Thursday, March 18, 2010

Plastic in a PET bottle

Not being much of a consumer I tend to stay clear away from anything that resembles a place where there is a lot of frenzied activity of goods being pawed off shelves and thrown into trolleys. Or places where a lot of Chinese junk is displayed, plastic or otherwise - challenging, but best left as another story for another blog.

I had dragged myself off to the the nearest Pick 'n Pay last Sunday, whilst the neighbours across the river were having their weekly bible-punching, drum-banging, tongue-thrashing, lung-busting session. The shopping 'spree' was way overdue anyway; poor old loverboy was living on peanuts and raisins for 3 weeks, and we almost broke up over the last vegetarian sausage.

So there I was, standing absent-mindedly at the beverages in the refrigerator section. Before my very eyes I saw something that looked like baby upchuck. In a bottle. A plastic one, what do you expect. Flavoured. Strawberry and banana. Peach, Passion Fruit and Citrus. I shan't go on lest I lose my appetite.

Give me a break.
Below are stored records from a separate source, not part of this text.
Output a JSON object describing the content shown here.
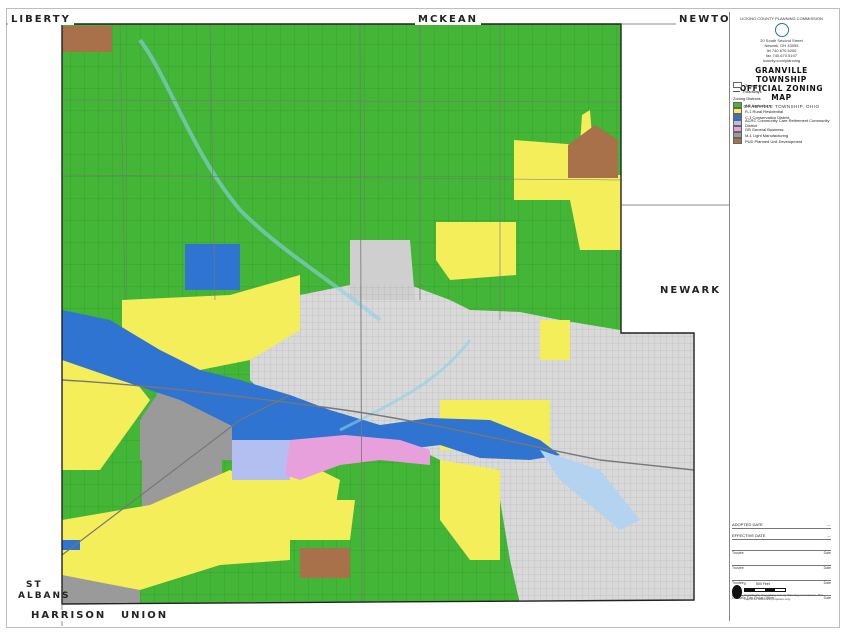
{
  "neighbors": {
    "liberty": "LIBERTY",
    "mckean": "MCKEAN",
    "newton": "NEWTON",
    "newark": "NEWARK",
    "st_albans_1": "ST",
    "st_albans_2": "ALBANS",
    "harrison": "HARRISON",
    "union": "UNION"
  },
  "title_block": {
    "commission": "LICKING COUNTY PLANNING COMMISSION",
    "address_1": "20 South Second Street",
    "address_2": "Newark, OH 43055",
    "phone": "tel 740.670.5200",
    "fax": "fax 740.670.5197",
    "web": "lcounty.com/planning",
    "title_1": "GRANVILLE TOWNSHIP",
    "title_2": "OFFICIAL ZONING MAP",
    "subtitle": "GRANVILLE TOWNSHIP, OHIO"
  },
  "legend": {
    "township": "Township",
    "roadways": "Roadways",
    "heading": "Zoning Districts",
    "items": [
      {
        "label": "AG Agriculture",
        "color": "#43b537"
      },
      {
        "label": "R-1 Rural Residential",
        "color": "#f4ee5a"
      },
      {
        "label": "C-1 Conservation District",
        "color": "#2f74d0"
      },
      {
        "label": "ACRC Community Care Retirement Community District",
        "color": "#b3bff0"
      },
      {
        "label": "GB General Business",
        "color": "#e8a0dc"
      },
      {
        "label": "M-1 Light Manufacturing",
        "color": "#9a9a9a"
      },
      {
        "label": "PUD Planned Unit Development",
        "color": "#a9714a"
      }
    ]
  },
  "signatures": {
    "adopted": "ADOPTED DATE",
    "effective": "EFFECTIVE DATE",
    "trustee_1": "Trustee",
    "trustee_2": "Trustee",
    "trustee_3": "Trustee",
    "fiscal": "Granville Twp Fiscal Officer",
    "date": "Date"
  },
  "scale": {
    "zero": "0",
    "label": "500 Feet"
  },
  "compiled": "Compiled by the Licking County Planning Commission. This map is for reference purposes only."
}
Who in their right minds firstly came up with the lame idea of bottling cow's milk with fruit chaos and calling it smoothies, and secondly, concocted those combinations? Whatever happened to simplicity? The art of subtlety has ridden off into the sunset. And never mind that... The whole affair gave me a spasm, those bottles - standing there all neatly in rows like little soldiers with bland, badly-designed uniforms, all in need of a good night out and sex with a prostitute.

It started off with bottled water. Then as if to add insult to injury: flavoured, bottled water. Then iced tea. And inbetween, before and after - a pandora's plastic box full of equally horrendous ideas all poured and crammed into polyethylene terephthalate bottles for our consumering pleasure. Why thank you so f*#%ing much and now... ta-rah! we now have the drink that everyone has been waiting for. Except that, you know... smoothies should be whizzed up with fresh fruit and poured over the rocks into long tall glasses, garnished with mint and sipped through a straw. And if you can't have it that way then it's best that you don't have it at all.

So this incident led me to think once again, where will we ever stop with the packaging already? On the one hand we are urged to reduce, reuse and recycle; on the other hand we are handed almost everything in a plastic container. It's all very confusing really, because I for one would like to support retailers who make a concerted effort to go green, but when you pause to look at the details, all they are doing is greenwashing. I would rather support those who make no promises or mention green, than those like Woolworth's who shout it from the rooftops and yet still their products are dressed up to kill.

With such intelligent minds in our midst who can conceive of life-changing ideas as smoothies in a bottle, nevermind that it might taste like plastic, perhaps they should focus their energies on more environmentally-friendly package design, because even though that PET bottle is recyclable, the first R is Reduce.